Das Rotwild profitiert, die Gams leidet

von Redaktion

WILDTIERE IM NATIONALPARK BERCHTESGADEN

Weil Rudolf Reiner Wildbiologe (im Nationalpark Berchtesgaden) ist, zählen für ihn nur Argumente, keine Emotionen. Und so führt er auch die Diskussion ums Schalenwild sachlich. „Rotwild hat in den Bergen sehr gute Sommerlebensräume, die Herausforderung ist der Winter. Wir betreiben Winterfütterungen, um die Tiere davon abzuhalten, in die Landwirtschaftsflächen zu gehen. Wir greifen damit unnatürlich ein, ergo muss es auch eine Bestandsregulierung geben.“ Nur eines von fünf Rudeln macht Sorgen, da ist der Bestand unnatürlich gewachsen und eine Reduktion notwendig. Bejagung in der Kernzone lehnt Reiner ab, aber nicht in der Managementzone, dem Puffer zu den angrenzenden Privat- bzw. Wirtschaftswäldern.

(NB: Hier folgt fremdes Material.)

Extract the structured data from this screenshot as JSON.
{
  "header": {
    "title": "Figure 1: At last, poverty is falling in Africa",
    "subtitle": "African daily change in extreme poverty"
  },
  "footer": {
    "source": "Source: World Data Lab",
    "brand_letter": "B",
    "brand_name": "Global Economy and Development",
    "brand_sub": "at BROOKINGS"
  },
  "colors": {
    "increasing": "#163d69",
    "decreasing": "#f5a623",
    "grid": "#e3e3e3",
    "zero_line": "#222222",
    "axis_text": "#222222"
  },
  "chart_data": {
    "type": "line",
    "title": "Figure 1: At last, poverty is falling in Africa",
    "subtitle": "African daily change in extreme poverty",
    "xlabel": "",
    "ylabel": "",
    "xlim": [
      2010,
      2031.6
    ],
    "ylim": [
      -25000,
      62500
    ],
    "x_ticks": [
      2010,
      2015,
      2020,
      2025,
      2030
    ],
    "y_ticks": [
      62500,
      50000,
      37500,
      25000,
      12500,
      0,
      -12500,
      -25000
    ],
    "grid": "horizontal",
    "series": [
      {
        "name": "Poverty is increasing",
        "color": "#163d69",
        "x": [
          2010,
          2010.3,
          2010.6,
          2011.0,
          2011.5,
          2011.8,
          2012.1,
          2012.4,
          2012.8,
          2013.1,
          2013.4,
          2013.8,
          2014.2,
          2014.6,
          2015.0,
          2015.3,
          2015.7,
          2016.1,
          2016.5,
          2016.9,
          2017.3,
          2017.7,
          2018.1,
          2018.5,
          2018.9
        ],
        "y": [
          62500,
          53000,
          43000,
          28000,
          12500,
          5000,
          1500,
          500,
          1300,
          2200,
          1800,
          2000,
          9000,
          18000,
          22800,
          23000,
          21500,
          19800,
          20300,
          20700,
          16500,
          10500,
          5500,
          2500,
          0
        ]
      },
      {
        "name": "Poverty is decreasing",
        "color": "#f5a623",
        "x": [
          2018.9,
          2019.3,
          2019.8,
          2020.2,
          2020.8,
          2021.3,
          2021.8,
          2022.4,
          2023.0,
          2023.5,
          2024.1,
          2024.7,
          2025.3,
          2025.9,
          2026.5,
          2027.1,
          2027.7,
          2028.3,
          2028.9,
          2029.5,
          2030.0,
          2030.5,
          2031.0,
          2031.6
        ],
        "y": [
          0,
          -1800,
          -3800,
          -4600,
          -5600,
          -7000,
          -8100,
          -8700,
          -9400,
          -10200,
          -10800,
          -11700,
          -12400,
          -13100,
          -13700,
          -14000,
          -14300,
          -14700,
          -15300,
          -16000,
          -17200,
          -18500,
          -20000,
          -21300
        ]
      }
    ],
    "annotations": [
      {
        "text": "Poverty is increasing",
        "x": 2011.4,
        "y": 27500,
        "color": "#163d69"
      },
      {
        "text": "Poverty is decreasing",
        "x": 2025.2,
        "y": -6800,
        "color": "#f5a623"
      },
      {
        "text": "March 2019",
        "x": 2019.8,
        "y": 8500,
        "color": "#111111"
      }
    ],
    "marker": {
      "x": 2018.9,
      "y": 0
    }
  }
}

Problem ist, dass durch den Klimawandel die Schneefälle immer später kommen und die Tiere länger in der Kernzone bleiben. „Das Zeitfenster für eine klassische Jagd im Herbst, Frühwinter und im Frühjahr wird immer kleiner“, sagt der Experte.

Mit dem Klimawandel ändert sich die zeitliche und räumliche Lebensraumnutzung der Tiere, auch beim Rehwild. „Das Rehwild ist auf den Wald angewiesen, es hat einen kleinen Radius, braucht sichere Einstände und den Randbereich ins Grünland zur Äsung.“ Im dichten Wald wächst am Boden wenig außer Moosen, aber mit Windwurf und Borkenkäfer, mit Rückegassen, mit jeder Störung im Kronendach kommt mehr Licht auf den Boden, neue Pflanzen wachsen. Rehe profitieren also in einigen Gebieten vom Klimawandel. Die Gams hingegen hat Probleme. Sie ist an Kälte angepasst, aber hitzeempfindlich. Das alpine Symboltier verliert aufgrund der Klimaerwärmung an Körpergewicht und zwar umso mehr, je wärmer Frühling und Sommer sind. Je höher die Tiere leben, vor allem über der Baumgrenze, desto leichter werden sie. Was im ersten Moment unlogisch klingt, wenn doch weniger Schnee liegt und eigentlich mehr wächst? „Nicht die Quantität, sondern die Qualität der Nahrung nimmt ab, ihre Verdaulichkeit sinkt.“ Auch die Thermoregulation verbraucht Energie. Für die Gams wird der Wald zum besseren Lebensraum, dort gibt es Nahrung und Schatten. Hinzu kommt: Auch im Hochgebirge verlagert sich der Vegetationsbeginn nach vorne. Der Zeitpunkt der Geburt der Kitze verschiebt sich aber nicht. Und eigentlich war das die Zeit der energiereichsten ersten Grünäsung für die Muttertiere. Die ist dann aber schon lange vorbei, das Grün hat weniger Energie, die Kitze können nicht mehr optimal ernährt werden!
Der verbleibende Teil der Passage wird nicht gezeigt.